For the last couple of days, I’ve been writing about working women, and how the pandemic has affected them. During the pandemic, a lot of women – more than 5.4 million -left the workforce. Not all of them left voluntarily. More significantly, not all of them have returned.

Prior to the pandemic, the labor participate rate in the US for women was 59.2%. The most recent employment statistic show that the labor participation rate for women is 58%. You might argue that there’s not a lot of daylight between 59.2% and 58%. In real numbers, this gap holds about 1.5 million women.

There is a whole raft of very good economic, social, and even medical reasons to get these 1.5M women back in the workforce. From an economic standpoint, increasing the labor participation rate means increasing productivity and increasing participation in the economy.

Socially, the pandemic has changed the way we interact with people. According to the Bureau of Labor Statistics, right now, most people work the number of hours they want to work. In other words, not too many people either want to work more or less than they already do. (Economists would say that in this case, most people are on their labor supply curve.)

Workers who tend to have more contact with either other workers or members of the public typically want to work fewer hours than they do. This roughly balances the number of workers who want more human contact than they currently get through work.

Working women develop dementia less frequently

One of the most interesting motivations to get women back into the workforce comes from data collected as part of the Health and Retirement Study, managed by UM. Researchers analyzed the data and as it turns out, women with college degrees develop dementia later in life at a lower rate than women without them. They attribute this 4% decline to the growing proportion of working women in the 60’s, 70’s, and ’80s. Researchers do not yet have an explanation for this other than the sustained mental stimulation women experience by working.

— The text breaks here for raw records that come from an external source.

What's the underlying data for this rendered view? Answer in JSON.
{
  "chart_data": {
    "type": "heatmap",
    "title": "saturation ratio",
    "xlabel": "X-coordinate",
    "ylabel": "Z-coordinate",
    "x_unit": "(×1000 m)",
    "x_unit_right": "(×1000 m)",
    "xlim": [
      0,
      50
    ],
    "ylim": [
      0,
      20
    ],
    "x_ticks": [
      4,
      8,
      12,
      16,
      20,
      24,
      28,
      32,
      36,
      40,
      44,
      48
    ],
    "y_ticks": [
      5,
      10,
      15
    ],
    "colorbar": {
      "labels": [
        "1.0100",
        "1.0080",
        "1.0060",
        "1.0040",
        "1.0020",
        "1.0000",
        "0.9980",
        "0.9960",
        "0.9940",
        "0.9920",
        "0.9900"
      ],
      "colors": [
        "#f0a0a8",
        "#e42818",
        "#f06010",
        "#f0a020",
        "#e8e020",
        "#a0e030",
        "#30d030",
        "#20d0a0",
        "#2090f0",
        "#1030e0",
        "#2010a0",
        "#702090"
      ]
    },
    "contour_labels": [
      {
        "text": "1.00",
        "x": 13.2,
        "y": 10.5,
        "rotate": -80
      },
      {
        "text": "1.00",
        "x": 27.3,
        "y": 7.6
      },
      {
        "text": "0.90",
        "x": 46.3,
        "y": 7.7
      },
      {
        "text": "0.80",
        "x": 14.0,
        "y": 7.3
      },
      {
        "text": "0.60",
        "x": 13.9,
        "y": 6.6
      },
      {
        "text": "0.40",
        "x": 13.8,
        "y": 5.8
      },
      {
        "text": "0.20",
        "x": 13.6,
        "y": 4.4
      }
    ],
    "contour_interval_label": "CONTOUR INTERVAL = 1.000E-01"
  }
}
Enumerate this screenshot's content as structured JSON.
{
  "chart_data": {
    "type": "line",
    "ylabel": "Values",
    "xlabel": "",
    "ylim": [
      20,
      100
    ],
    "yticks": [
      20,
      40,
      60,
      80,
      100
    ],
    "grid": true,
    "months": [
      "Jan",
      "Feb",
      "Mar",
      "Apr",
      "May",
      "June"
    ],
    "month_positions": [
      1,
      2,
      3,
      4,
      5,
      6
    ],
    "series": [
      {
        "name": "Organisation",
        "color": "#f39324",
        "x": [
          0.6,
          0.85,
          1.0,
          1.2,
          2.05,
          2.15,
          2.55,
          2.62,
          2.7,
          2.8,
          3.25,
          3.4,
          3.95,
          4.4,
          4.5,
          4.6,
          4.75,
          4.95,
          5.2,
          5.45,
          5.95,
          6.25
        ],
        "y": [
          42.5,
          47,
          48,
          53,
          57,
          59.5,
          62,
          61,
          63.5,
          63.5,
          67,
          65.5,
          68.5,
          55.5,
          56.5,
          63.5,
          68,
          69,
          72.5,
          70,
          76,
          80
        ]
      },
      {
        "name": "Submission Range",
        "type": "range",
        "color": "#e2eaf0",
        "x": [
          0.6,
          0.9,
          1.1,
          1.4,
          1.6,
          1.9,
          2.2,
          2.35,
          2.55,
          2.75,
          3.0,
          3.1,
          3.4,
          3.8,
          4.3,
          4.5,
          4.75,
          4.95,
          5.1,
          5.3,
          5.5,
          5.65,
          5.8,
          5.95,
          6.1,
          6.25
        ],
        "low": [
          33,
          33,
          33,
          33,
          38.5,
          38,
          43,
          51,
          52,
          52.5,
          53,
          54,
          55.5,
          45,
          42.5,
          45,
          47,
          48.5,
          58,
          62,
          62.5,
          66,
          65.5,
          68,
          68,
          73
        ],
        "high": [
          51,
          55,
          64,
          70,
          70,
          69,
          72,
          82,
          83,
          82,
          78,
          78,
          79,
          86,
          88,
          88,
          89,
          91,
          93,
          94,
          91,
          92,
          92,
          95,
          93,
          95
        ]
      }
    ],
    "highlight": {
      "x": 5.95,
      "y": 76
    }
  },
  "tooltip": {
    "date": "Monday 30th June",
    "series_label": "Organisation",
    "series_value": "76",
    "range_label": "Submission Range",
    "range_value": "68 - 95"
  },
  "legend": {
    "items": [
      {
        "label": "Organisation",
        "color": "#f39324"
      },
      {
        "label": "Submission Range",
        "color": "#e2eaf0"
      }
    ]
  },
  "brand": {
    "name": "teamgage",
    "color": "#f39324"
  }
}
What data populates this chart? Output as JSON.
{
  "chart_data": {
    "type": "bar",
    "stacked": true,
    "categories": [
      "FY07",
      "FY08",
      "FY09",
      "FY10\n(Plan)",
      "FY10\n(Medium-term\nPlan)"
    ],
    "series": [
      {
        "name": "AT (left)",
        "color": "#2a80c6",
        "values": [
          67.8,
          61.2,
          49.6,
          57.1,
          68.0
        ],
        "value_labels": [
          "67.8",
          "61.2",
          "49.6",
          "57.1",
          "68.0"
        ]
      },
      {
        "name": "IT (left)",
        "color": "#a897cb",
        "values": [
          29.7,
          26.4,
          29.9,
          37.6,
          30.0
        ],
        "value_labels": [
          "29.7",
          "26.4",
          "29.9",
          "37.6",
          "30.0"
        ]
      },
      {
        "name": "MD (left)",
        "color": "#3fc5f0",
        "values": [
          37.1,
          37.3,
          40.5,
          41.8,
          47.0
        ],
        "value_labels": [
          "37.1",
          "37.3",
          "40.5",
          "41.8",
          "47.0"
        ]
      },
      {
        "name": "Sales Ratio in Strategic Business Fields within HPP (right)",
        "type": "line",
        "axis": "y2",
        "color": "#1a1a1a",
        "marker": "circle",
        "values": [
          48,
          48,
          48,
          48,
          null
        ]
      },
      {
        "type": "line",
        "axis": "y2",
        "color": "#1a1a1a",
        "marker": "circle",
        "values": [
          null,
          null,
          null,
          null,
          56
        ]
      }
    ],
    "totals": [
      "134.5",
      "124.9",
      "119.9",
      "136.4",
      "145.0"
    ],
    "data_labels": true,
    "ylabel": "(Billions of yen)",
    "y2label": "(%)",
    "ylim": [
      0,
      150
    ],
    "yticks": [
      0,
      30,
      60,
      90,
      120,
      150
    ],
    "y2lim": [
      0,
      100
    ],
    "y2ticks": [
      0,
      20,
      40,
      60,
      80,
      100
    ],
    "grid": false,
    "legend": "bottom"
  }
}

Getting women back to work isn’t an easy task. Childcare, elder care and household care responsibilities typically fall on women. The worst of the pandemic seems to be behind us, but that hasn’t been enough to bring women back to work. A significant number of women haven’t returned to work for the most pedestrian reason imaginable: they don’t want to.

The promise of training for a job that will bring in $12 per hour is unlikely to provide serious incentive to rejoin the workforce. This can only be described as a misfire by Washtenaw Community College. There are significant opportunities to prepare women for high-paying jobs, so why create poverty-level work? Yet WCC wastes its time and the taxpayers’ dollars doing just that in the name of “workforce development.”

Let poverty-wage employers in Washtenaw County perform their own recruiting and training. WCC should focus instead on creating real economic opportunities for women.